Reposted from the Washington Examiner
President Trump skipped for the third year a celebration of Cinco de Mayo on the White House grounds, leaving the Mexican ambassador with a group of mid-level administration officials instead.
At the event, Ambassador Martha Bárcena urged ratification of the USMCA trade deal, but he was left without a senior U.S. counterpart as White House acting chief of staff Mick Mulvaney canceled at the last minute.
Trump has given far less fanfare to Cinco de Mayo than his recent predecessors. Former Presidents Barack Obama and George W. Bush hosted elaborate parties in the Rose Garden and East Room of the White House.
In 2017, Vice President Mike Pence hosted a celebration in the Indian Treaty Room. A low-key event was also held last year.
In both 2017 and 2018, Trump issued statements noting the date. “Today, we honor the heritage of our neighbors to the south, and we celebrate the significant contributions of Mexican Americans to the United States,” he said last year.
To commemorate the holiday, an event billed as a USMCA briefing was held in the Indian Treaty Room of the Eisenhower Executive Office Building, which overlooks the White House, followed by a closed-press lunch buffet.

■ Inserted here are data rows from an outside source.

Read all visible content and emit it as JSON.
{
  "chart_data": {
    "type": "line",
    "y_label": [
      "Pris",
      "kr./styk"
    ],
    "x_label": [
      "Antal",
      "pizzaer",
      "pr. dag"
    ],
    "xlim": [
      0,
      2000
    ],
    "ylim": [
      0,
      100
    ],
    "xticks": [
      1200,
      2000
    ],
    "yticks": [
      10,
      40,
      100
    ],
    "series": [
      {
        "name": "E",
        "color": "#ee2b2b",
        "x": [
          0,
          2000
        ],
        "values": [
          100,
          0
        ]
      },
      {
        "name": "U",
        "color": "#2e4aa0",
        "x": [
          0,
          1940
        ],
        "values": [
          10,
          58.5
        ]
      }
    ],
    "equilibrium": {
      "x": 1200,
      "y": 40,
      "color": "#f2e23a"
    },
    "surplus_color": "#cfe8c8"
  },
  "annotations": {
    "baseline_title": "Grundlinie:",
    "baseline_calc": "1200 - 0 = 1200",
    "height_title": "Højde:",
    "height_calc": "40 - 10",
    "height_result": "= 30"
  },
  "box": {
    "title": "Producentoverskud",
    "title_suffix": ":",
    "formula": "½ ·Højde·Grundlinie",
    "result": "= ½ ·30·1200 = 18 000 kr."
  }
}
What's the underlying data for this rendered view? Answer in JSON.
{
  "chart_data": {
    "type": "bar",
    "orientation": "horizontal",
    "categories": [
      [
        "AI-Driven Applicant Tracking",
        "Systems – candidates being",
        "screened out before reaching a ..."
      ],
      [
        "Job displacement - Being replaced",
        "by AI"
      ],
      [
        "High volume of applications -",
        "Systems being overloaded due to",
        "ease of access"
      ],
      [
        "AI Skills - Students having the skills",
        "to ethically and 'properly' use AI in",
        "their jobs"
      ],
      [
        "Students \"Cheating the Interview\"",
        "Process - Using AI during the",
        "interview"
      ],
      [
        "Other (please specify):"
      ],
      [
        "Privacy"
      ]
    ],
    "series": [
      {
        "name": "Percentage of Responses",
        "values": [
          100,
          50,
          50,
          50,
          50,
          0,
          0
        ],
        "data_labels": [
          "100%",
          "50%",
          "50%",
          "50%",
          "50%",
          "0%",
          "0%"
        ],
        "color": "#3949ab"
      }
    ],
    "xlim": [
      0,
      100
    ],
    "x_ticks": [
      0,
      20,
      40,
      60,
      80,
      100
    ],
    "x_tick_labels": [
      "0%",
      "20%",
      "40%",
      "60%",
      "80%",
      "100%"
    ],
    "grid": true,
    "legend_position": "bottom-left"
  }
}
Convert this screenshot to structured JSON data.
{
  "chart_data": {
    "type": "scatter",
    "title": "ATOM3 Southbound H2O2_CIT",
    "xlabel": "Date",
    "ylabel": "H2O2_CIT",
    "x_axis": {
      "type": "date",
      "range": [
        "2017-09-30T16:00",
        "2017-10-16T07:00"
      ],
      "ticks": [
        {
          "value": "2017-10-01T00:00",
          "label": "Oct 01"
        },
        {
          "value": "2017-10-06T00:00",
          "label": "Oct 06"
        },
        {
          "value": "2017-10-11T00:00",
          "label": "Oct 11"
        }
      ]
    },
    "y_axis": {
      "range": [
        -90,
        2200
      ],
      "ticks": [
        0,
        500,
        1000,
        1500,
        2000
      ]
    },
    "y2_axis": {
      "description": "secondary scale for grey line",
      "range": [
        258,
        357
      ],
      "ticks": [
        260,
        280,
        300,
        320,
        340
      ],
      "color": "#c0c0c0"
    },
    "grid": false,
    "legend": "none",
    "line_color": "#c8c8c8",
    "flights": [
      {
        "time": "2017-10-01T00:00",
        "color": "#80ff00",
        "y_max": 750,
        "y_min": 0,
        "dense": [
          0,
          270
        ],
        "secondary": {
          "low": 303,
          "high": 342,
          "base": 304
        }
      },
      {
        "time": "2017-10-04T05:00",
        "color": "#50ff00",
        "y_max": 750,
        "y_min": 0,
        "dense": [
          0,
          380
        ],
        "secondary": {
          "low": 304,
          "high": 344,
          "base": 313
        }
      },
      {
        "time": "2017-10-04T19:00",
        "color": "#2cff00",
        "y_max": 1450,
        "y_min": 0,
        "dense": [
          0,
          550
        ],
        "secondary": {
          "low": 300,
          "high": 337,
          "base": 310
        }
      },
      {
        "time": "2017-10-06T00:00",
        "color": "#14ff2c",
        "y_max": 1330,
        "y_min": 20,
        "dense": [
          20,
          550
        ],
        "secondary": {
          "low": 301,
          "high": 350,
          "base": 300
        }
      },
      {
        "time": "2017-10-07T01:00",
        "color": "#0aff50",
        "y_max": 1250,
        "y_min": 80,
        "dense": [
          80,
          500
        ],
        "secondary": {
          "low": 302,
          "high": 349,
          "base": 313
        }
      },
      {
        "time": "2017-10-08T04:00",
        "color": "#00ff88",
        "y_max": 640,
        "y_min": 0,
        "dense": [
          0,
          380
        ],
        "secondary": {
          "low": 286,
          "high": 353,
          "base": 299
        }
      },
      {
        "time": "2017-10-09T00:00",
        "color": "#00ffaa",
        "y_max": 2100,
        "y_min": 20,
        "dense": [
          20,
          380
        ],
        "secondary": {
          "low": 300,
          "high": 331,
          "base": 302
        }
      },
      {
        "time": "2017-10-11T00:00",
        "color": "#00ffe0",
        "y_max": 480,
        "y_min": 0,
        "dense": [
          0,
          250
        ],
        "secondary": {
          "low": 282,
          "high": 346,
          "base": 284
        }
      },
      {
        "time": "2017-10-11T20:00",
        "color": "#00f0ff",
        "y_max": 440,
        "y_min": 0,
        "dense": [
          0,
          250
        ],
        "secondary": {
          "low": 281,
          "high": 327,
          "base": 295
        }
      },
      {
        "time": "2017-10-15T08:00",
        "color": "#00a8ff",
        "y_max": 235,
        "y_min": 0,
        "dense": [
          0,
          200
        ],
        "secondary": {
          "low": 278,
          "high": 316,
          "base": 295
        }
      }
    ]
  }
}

Bárcena advocated for “an agile and flexible border” that supports “the fluid crossings of peoples” and goods, while speaking of building a “very competitive region.”
“Look at the automotive sector of North America. One piece of a car can cross the border up to eight times … before the car is finally assembled,” she said. “That’s why we need an agile and flexible border. A border that guarantees security, but also that guarantees the fluid crossings of peoples, goods and services, and merchandises.”
Bárcena said Democrats in Congress should have no concerns about Mexico enforcing new labor standards that are intended to prevent the outsourcing of U.S. jobs by raising Mexican wages. She noted the Mexican Congress this week approved legislation making it easier for workers to unionize.
“Texas’s exports to Mexico are larger than all U.S. exports to Japan and India combined,” she said. “The livelihood of 5 million Americans is on the line,” she added, citing a U.S. Chamber of Commerce report. “That is basically every single person living in Alabama right now.”
Journalists who covered the USMCA briefing were escorted out of the room during a panel conversation that included Tim Pataki, director of of the White House Office of Public Liaison, who noted historically low Hispanic American unemployment.
Cinco de Mayo marks Mexico’s 1862 victory over invading French Emperor Napoleon III in the Battle of Puebla. Though victorious, the French later imposed Maximilian I, an Austrian royal who ruled Mexico as emperor from 1864-1867, before being overthrown and executed at age 34.
“Thanks to the social and effective labor rights agenda of President Lopez Obrador, don’t have any doubt that we will enforce these labor reforms,” she said. “These should allay all the fears of our Democrat friends in Congress.”
Bárcena said passage of USMCA was important to the U.S., too.